In order to calculate the WER, then, we need to find the optimal alignment between the word sequence in the ground truth and our ASR output. Perhaps you have heard about Levenshtein distance before, a metric to calculate the distance between two sequences. This is what the WER is based on (basically, WER is Levenshtein distance divided by the length of the ground truth sentence) It can be implemented in different ways (see the Wikipedia page if interested in the algorithm).

We will use the function `wer()` from [JiWER](https://pypi.org/project/jiwer/) to calculate word error rate.

In [1]:
import jiwer
for sentence in recordings:
    print(jiwer.wer(sentence['ground_truth'], sentence['google_transcript']))

NameError: name 'recordings' is not defined

Are these the values you expected?

Perhaps not!

JiWER's `wer()` is case-sensistive, meaning that it punishes ASR for transcibing 'Hello' as 'hello'. Also, `wer()` only strips out `.`and `,` - any other punctuation is left in. ASR's are thus punished for not transcribing e.g. exclamation marks.
Let's clean the punctuation from both sentences before calculating WER, and also lowercase them so that our WER becomes case-insensitive. Note that this is a choice: perhaps you care whether your model differentiates between the word 'chase' and the given name 'Chase'; and perhaps you want your ASR to recognize question-intonation. You might make different choices then. 

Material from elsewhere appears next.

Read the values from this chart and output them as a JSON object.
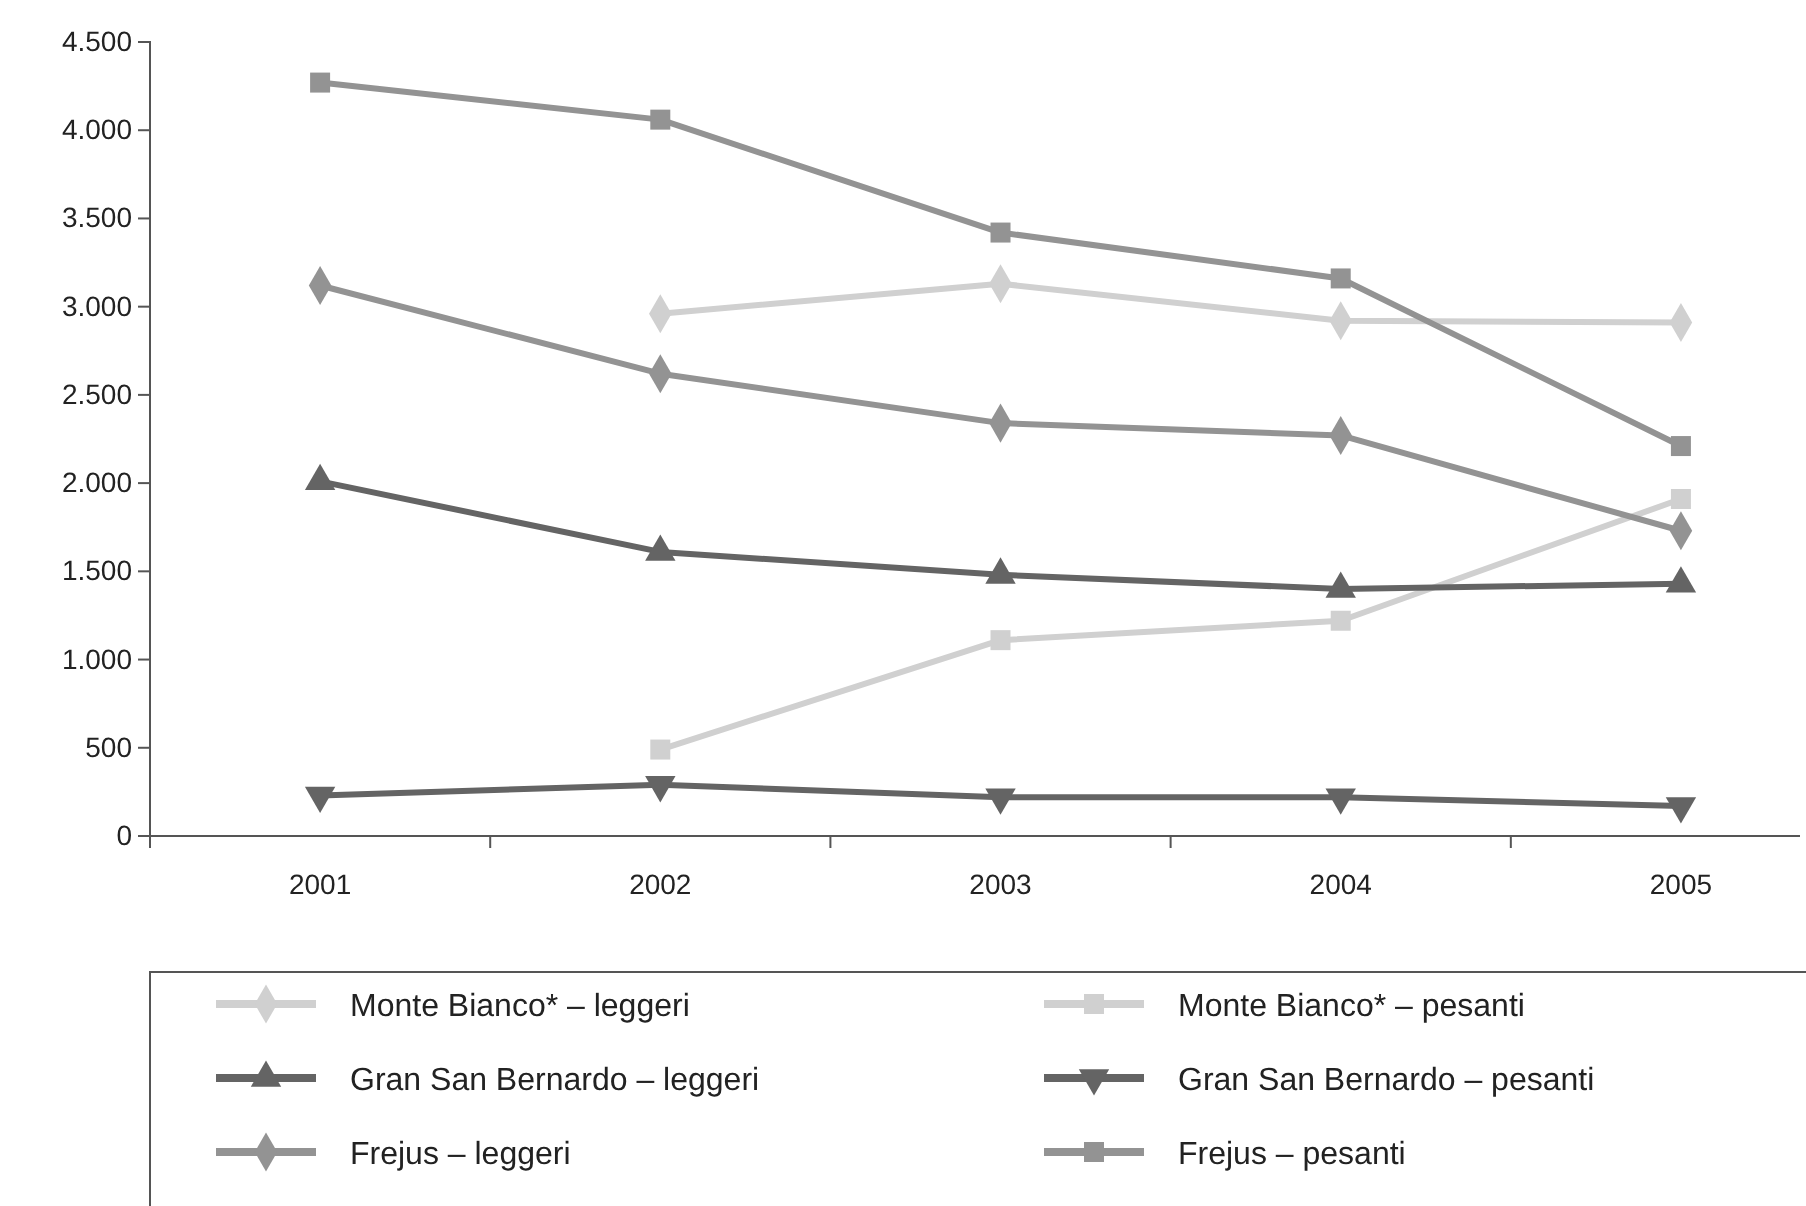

As a side note, JiWER also contains tools to do these types of regularization before calculating WER; you can check the description of different `transformation`s in the [documentation](https://pypi.org/project/jiwer/) if you want to learn more.

In [8]:
import numpy as np
import string

def clean_sentence(sentence):
    # remove punctuation
    exclude = set(string.punctuation) # we want to remove all characters from the string.punctuation class
    clean_string = ''.join(ch for ch in sentence if ch not in exclude) # if the character is not in string.punctuation, we keep it
    # return lowercased
    return clean_string.lower()
    
def wer_clean(ground_truth, asr_result):
    wer = jiwer.wer(clean_sentence(ground_truth), clean_sentence(asr_result))
    return wer

def calculate_wers(recordings):
    wers = []
    for sentence in recordings:
        wer = wer_clean(sentence['ground_truth'], sentence['google_transcript'])
        print(wer)
        wers.append(wer)
    return(wers)
    
print("Average WER:", np.mean(calculate_wers(recordings)))

0.0
0.25
0.0
0.5
1.0
Average WER: 0.35


### Adversarial conditions

Let's make the ASR's task a bit more challenging. Think of some suboptimal conditions for ASR: e.g. sit next to a noisy fan; speak very fast or slow, or in a non-standard accent. Record the sentences again.

In [20]:
#noisy_recordings = record_sentences(test_sentences, rec)
transcribe_sentences(noisy_recordings)

Heywood
transcription failed for Hello, my name is ###.

transcription failed for How much wood would a woodchuck chuck if a woodchuck could chuck wood?

women's onesie
speech


In [21]:
# evaluate
print("Average WER on noisy speech:", np.mean(calculate_wers(noisy_recordings)))

1.0
1.0
1.0
1.0
1.0
Average WER on noisy speech: 1.0


## Qualitative evaluation

This part of the assignment is meant to be done together with your group members.

A) Compare the average WER between the members of your group, in the clean and the adversarial conditions separately. Does the ASR perform equally well for all members of your group? If not, can you think of reasons why that might be? Consider different factors such as characteristics of your voices, accents, and recording conditions.

B) A HMM-based system consists of a phonetic model, the pronunciation lexicon, and the language model. Try to find a mistake that is likely attributable to each of these components, and explain how it might have occurred.

C) Try to find a phonetic error and a lexical error.